In conjunction with the Financing, the Company has applied to the TSX Venture Exchange (the “Exchange“) to delist the Company’s common shares (the “Common Shares“) from trading on the Exchange. The Company obtained approval from a majority of disinterested shareholders for the delisting of the Common Shares. The Company expects the Exchange to delist the Common Shares on June 29, 2017 after which time the Common Shares will not be able to be traded on the Exchange.

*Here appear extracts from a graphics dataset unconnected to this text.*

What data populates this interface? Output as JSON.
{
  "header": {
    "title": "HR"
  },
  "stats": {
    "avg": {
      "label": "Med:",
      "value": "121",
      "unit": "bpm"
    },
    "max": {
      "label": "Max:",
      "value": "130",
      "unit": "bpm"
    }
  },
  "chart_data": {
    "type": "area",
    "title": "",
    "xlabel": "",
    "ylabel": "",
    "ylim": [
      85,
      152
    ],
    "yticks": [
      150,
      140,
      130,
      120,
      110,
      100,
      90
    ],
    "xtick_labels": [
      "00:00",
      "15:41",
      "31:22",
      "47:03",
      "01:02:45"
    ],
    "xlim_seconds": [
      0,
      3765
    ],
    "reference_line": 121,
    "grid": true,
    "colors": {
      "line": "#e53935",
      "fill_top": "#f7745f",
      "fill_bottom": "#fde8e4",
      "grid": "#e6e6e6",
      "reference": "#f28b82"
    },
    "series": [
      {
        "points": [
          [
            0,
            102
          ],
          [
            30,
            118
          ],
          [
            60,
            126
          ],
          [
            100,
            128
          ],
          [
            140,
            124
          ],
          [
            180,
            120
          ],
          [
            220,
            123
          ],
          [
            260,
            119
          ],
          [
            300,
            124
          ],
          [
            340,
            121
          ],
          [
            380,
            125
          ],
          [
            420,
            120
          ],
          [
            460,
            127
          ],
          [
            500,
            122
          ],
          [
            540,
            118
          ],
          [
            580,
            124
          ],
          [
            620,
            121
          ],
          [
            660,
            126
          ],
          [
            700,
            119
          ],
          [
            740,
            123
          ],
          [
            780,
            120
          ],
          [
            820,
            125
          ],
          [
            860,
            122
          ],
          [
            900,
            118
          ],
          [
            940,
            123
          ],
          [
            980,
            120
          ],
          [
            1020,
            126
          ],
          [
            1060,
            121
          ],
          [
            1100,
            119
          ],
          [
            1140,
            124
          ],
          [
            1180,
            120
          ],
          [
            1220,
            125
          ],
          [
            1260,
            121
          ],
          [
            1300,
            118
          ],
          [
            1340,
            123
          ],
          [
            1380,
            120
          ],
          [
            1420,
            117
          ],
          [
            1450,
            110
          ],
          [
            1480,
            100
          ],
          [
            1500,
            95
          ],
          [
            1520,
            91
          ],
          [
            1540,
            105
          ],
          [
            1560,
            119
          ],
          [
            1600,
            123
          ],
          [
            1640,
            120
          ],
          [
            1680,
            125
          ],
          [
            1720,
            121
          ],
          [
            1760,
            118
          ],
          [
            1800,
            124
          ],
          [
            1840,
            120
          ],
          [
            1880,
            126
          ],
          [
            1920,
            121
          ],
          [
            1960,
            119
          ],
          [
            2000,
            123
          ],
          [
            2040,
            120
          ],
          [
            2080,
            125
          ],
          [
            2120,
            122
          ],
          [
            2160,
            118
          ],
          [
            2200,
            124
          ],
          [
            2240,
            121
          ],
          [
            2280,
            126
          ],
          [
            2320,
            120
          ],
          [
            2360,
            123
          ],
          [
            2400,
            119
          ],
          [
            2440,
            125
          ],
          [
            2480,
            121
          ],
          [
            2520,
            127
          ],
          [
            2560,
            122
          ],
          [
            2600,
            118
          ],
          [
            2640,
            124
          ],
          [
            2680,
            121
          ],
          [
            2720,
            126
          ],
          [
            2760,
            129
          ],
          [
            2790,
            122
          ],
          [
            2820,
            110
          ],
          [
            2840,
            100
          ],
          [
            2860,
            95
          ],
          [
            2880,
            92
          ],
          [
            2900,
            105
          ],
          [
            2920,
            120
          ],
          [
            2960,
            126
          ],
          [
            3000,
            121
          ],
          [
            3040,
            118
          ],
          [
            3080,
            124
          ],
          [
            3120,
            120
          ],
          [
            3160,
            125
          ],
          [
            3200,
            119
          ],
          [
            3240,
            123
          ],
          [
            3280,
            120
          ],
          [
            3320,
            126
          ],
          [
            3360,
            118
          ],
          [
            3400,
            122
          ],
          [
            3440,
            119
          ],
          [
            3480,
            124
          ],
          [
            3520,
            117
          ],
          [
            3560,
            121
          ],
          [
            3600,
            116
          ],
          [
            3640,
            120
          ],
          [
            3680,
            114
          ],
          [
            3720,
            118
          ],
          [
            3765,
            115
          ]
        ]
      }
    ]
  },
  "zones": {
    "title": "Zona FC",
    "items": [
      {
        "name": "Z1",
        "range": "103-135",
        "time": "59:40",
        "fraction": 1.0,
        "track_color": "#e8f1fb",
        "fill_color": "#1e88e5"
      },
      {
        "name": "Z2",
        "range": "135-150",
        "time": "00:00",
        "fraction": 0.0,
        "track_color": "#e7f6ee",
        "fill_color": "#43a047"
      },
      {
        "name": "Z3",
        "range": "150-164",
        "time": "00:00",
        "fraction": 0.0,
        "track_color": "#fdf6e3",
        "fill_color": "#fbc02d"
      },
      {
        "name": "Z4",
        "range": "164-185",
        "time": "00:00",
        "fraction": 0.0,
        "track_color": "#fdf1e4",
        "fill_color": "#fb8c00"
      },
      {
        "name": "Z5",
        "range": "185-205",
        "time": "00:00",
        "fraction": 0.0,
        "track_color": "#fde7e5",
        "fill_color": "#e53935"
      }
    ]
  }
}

Upon delisting from the Exchange, the Company will continue to be a reporting issuer under Canadian securities laws and will remain subject to Canadian continuous disclosure requirements.
ABOUT US OIL SANDS INC.
US Oil Sands is engaged in the exploration and development of oil sands properties and, through its wholly owned United States subsidiary US Oil Sands (Utah) Inc., has a 100% interest in bitumen leases covering 32,005 acres of land in Utah’s Uinta Basin. The Company plans to develop its oil sands properties using its proprietary extraction process which uses a bio-solvent to extract bitumen from oil sands without the need for tailings ponds. The Company is in the pre-production stage, anticipating the commencement of bitumen production and sales once it has completed start-up of the Project.